Mercredi soir, France 2 a diffusé de nouveaux témoignages, cette fois de proches de résidents d'une maison de retraite découvrant que des procurations avaient été établies au nom de certains d'entre eux, à leur insu et alors même que certains sont atteints de maladies neurodégénératives comme Alzheimer.

Au total, une cinquantaine de résidents ont donné procuration pour les municipales dans cet établissement d'hébergement pour personnes âgées dépendantes (Ehpad) qui comprend 130 places dont 15 pour des personnes atteintes d'Alzheimer, selon les listes d'émargement consultées par l'AFP.

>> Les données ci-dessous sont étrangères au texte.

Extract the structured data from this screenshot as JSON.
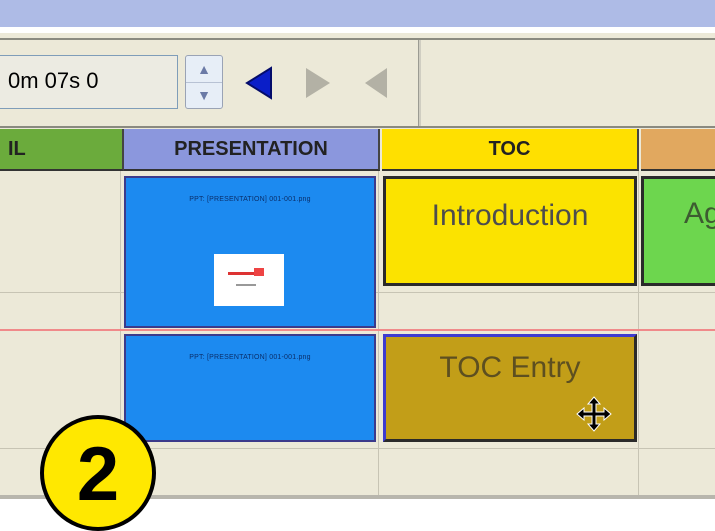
{
  "toolbar": {
    "time_value": "0m 07s 0",
    "spin_up_icon": "chevron-up-icon",
    "spin_down_icon": "chevron-down-icon",
    "nav_icons": [
      "play-reverse-icon",
      "play-forward-icon",
      "step-back-icon"
    ]
  },
  "columns": [
    {
      "label": "IL",
      "color": "#6bab3c"
    },
    {
      "label": "PRESENTATION",
      "color": "#8b97dd"
    },
    {
      "label": "TOC",
      "color": "#ffe000"
    },
    {
      "label": "",
      "color": "#e1a85f"
    }
  ],
  "presentation": {
    "slide1_file": "PPT: [PRESENTATION] 001-001.png",
    "slide2_file": "PPT: [PRESENTATION] 001-001.png"
  },
  "toc": {
    "item1": "Introduction",
    "item2": "TOC Entry",
    "item3": "Ag"
  },
  "cursor_icon": "move-cursor-icon",
  "badge_number": "2",
  "colors": {
    "slide_blue": "#1c8af0",
    "toc_yellow": "#fbe300",
    "toc_entry_gold": "#c29e18",
    "agenda_green": "#6dd64e"
  }
}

France 2 a recueilli les témoignages de proches de 11 résidents. Le lien avec l'un ou l'autre des candidats aux municipales n'a pas été établi.

"C'est pitoyable", a réagi auprès de l'AFP le fils d'une des résidentes âgée de 89 ans, qui a découvert il y a quelques jours qu'une procuration avait été faite pour sa mère atteinte "de démence sénile". Dans ce cas, le registre d'émargement n'a pas été signé par le mandataire pour sa mère, ce qui indique qu'il n'y a finalement pas eu de vote, a constaté l'AFP.

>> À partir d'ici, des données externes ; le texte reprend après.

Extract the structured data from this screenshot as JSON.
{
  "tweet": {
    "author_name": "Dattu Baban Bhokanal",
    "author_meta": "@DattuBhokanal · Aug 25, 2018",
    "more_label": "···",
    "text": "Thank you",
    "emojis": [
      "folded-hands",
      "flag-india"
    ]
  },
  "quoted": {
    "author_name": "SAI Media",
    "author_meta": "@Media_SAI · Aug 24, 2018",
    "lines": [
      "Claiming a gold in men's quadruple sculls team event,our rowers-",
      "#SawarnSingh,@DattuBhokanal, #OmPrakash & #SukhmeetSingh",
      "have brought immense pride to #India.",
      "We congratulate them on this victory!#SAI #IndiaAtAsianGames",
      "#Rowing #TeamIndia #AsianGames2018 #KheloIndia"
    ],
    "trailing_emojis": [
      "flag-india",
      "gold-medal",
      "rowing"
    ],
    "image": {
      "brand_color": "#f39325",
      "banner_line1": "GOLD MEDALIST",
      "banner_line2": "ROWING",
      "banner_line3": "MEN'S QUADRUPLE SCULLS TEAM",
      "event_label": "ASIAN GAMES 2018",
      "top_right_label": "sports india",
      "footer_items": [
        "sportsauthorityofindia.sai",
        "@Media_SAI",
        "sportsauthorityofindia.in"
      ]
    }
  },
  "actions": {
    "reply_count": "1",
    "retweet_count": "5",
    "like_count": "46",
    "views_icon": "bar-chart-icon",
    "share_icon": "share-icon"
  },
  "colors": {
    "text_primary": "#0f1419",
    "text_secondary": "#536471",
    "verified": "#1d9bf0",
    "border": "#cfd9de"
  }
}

"Je ne connais pas le nom de la personne à qui a été donnée la procuration, mais c'est impossible que ma mère ait fait cela. Elle vient encore de me demander des nouvelles de sa mère décédée en 1985", a-t-il souligné. 

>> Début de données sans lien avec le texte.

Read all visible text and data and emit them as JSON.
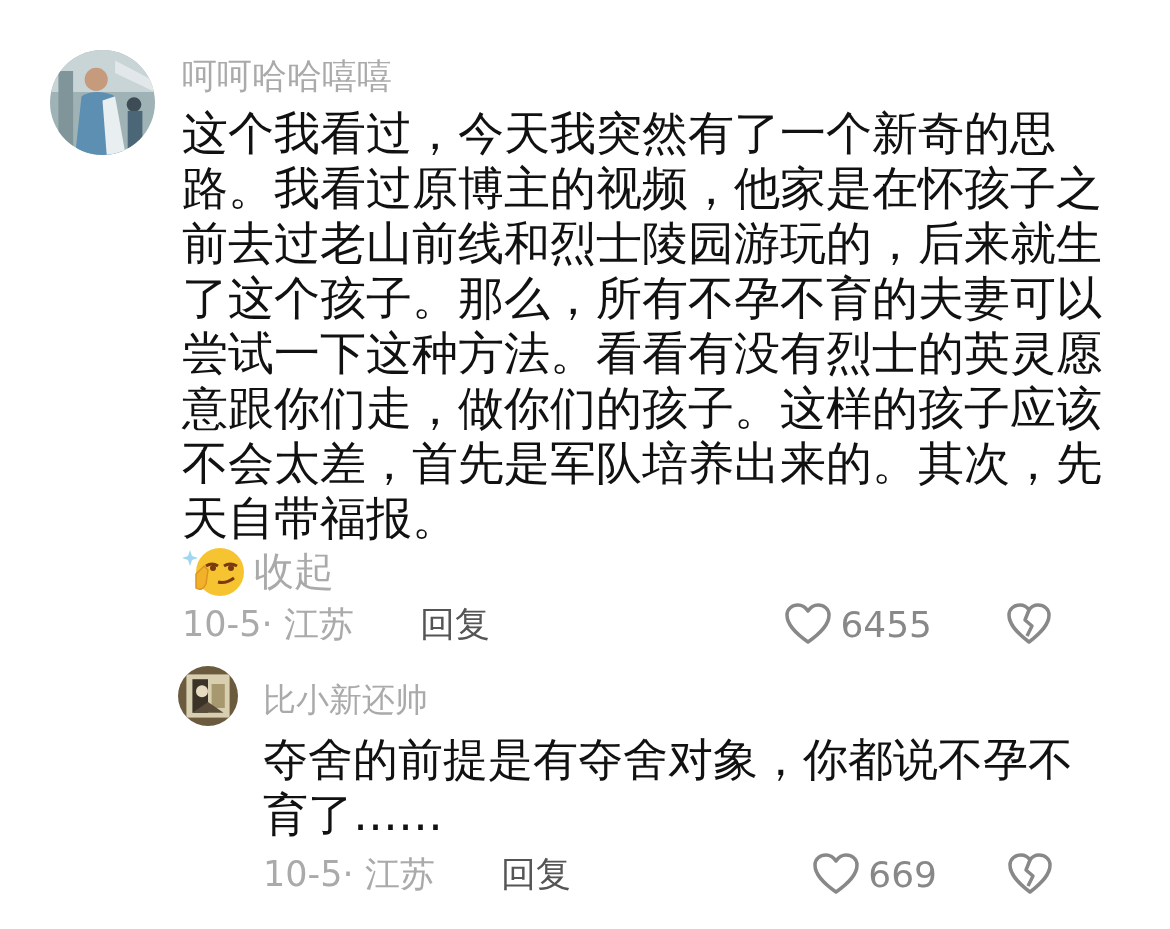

L'homme qui témoigne anonymement pour ne pas être "contacté par d'éventuels politiques tentant de l'influencer" a assuré qu'il envisageait de porter plainte contre X.

Du côté des enquêteurs, les investigations "se poursuivent", a indiqué une source proche du dossier à l'AFP : les policiers, qui ont déjà perquisitionné notamment le siège de campagne de Martine Vassal et saisi des registres à la mairie centrale de Marseille, "vérifient également la problématique des Ehpad", et notamment celui pointé par France 2.

"Des auditions de mandants et de mandataires", c'est-à-dire d'électeurs qui auraient donné leur procuration et des personnes qui ont voté en leur nom au premier tour, sont en cours, a-t-elle poursuivi.

Les nouvelles révélations de France 2 ont suscité de nombreuses réactions dans une ville, bastion des Républicains dirigé par Jean-Claude Gaudin depuis un quart de siècle, où l'issue du scrutin est plus incertaine que jamais.

Tête de liste de la gauche (Printemps marseillais) dans le secteur où se situe l'Ehpad en cause, Yannick Ohanessian a condamné "le cynisme absolu et sans aucune morale" de ceux qui ont pu "extorquer à des personnes en grande vulnérabilité" ces procurations. Le candidat RN Stéphane Ravier a condamné un comportement "immoral" et "dégueulasse".

"En tant que professionnels de ce secteur, il est inadmissible qu'un des droits fondamentaux des personnes âgées dépendantes dont nous nous occupons soit ainsi bafoué", a de son côté réagi le syndicat Sud santé sociaux dans un communiqué.

La CFDT des Bouches-du-Rhône s'est dite pour sa part "stupéfaite": "Ces méthodes, si elles s'avèrent établies, sont d'un autre temps et excluent du champ démocratique leurs auteurs".